Adler’s Dunhill Records was trying to catch the growing folk-rock wave in the mid-60s, and staff writers Barri and Sloan came up with the project that would become the Grass Roots (originally the Grassroots) to accomplish that. The first songs that the duo wrote for the band-to-be included “Where Were You when I Needed You,” the band’s first charting single, and a song that was recorded in several versions, by different musicians.

(Barri and Sloan’s songwriting was already having major success, with Barry McGuire’s “Eve of Destruction” hitting No. 1 earlier in 1965; before that two of their tunes had charted for Jan and Dean. Their partnership — many of the songs seem credited to Sloan, but Barri produced some — would create Johnny Rivers’ “Secret Agent Man” and “You Baby” for the Turtles. Sloan also worked as a session musician, and made some solo recordings.)

Barri and Sloan, backed by LA session musicians, recorded “Where Were You” and shopped it around. When it was well received by San Francisco-area radio stations, they went shopping for a band, finding an ensemble that had won a “battle of the bands” at a California teen fair. (That lineup included Willie Fulton, who would later be a member of the East Bay Grease horn band Tower of Power.)

That quartet re-recorded “Where Were You,” and it was that version that was a Top 40 hit in 1966. (The Roots had gotten their first airplay late the previous year — with a cover of Bob Dylan’s “Mr. Jones [Ballad of a Thin Man].”) That lineup didn’t last long, though, Barri and Sloan bailing when the musicians demanded more creative freedom. Three of the musicians tried to continue as the Grass Roots, but the record company made them cease and desist.

Barri and Sloan went band-shopping again, initially offering the name Grass Roots to the Robbs, a band from Oconomowoc consisting of the three Donaldson brothers and a friend. The Robbs turned them down; the Wisconsin group later became the house band on Dick Clark’s “Where the Action Is” and cut a bunch of singles, but never had a Billboard Hot 100 hit — despite landing six songs on that magazine’s “Bubbling Under” chart.

The third iteration of the Roots was the one that produced most of the hits. That group had started out as the 13th Floor, which had submitted a demonstration tape to Dunhill. One of that foursome soon departed, and was replaced by bassist/vocalist Rob Grill, who would keep the Roots going well into the 21st Century.

The Roots released the Summer of Love classic “Let’s Live for Today” in mid-1967, scoring their first Top 10 hit. They topped that the following year with their highest-charting single, the No. 5 “Midnight Confessions,” and in between made appearances at major pop and rock festivals.

But Dunhill still held the reigns pretty tightly, limiting the musicians’ songwriting opportunities and bringing in studio musicians to play on the recoding sessions.
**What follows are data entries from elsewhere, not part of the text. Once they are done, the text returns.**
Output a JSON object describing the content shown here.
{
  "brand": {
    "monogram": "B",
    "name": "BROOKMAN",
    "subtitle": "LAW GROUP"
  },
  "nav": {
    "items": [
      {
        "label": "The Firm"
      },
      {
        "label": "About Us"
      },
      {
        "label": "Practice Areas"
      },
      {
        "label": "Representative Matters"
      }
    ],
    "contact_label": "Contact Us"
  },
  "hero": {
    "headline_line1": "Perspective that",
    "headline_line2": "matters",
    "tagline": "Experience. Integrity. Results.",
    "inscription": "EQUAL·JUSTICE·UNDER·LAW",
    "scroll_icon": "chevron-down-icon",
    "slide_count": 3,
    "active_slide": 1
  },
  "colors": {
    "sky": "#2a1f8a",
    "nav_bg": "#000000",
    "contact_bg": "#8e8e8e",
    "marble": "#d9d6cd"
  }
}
One band member, guitarist/vocalist Creed Bratton, in particular became frustrated with those arrangements, and was pink-slipped for complaining.

That began — actually, continued — a revolving-door trend in the band’s lineup. The Roots had three Top 20 hits in ’70-71, “Temptation Eyes,” “Sooner or Later” and “Two Divided by Love,” but not much success after that, and by 1975 the roster had changed just about completely. The Wikipedia list of former members of the band runs to 50-plus names — none of them, really, of the household variety.

Grill, who ended up owning the band’s name, was the only member to survive the changes between 1967 and ’75; as manager and booking agent, he kept the band touring into the 1980s. He returned to performing with a new lineup later in that decade.

Grill kept the band on the ’60s nostalgia circuit — I call it the Geezer Tour — well into the new millennium, playing resorts and casinos, and multi-group tours like the “Happy Together” concert series. He died in 2011, but musicians he hand-picked continue to perform as the Grass Roots.

That’s how it often for the ’60s musicians that are still above ground. But their music, and that of those that have left the planet, lives on — including that of the Grass Roots, whoever they were, and are. It’s pretty good stuff, and worth a listen.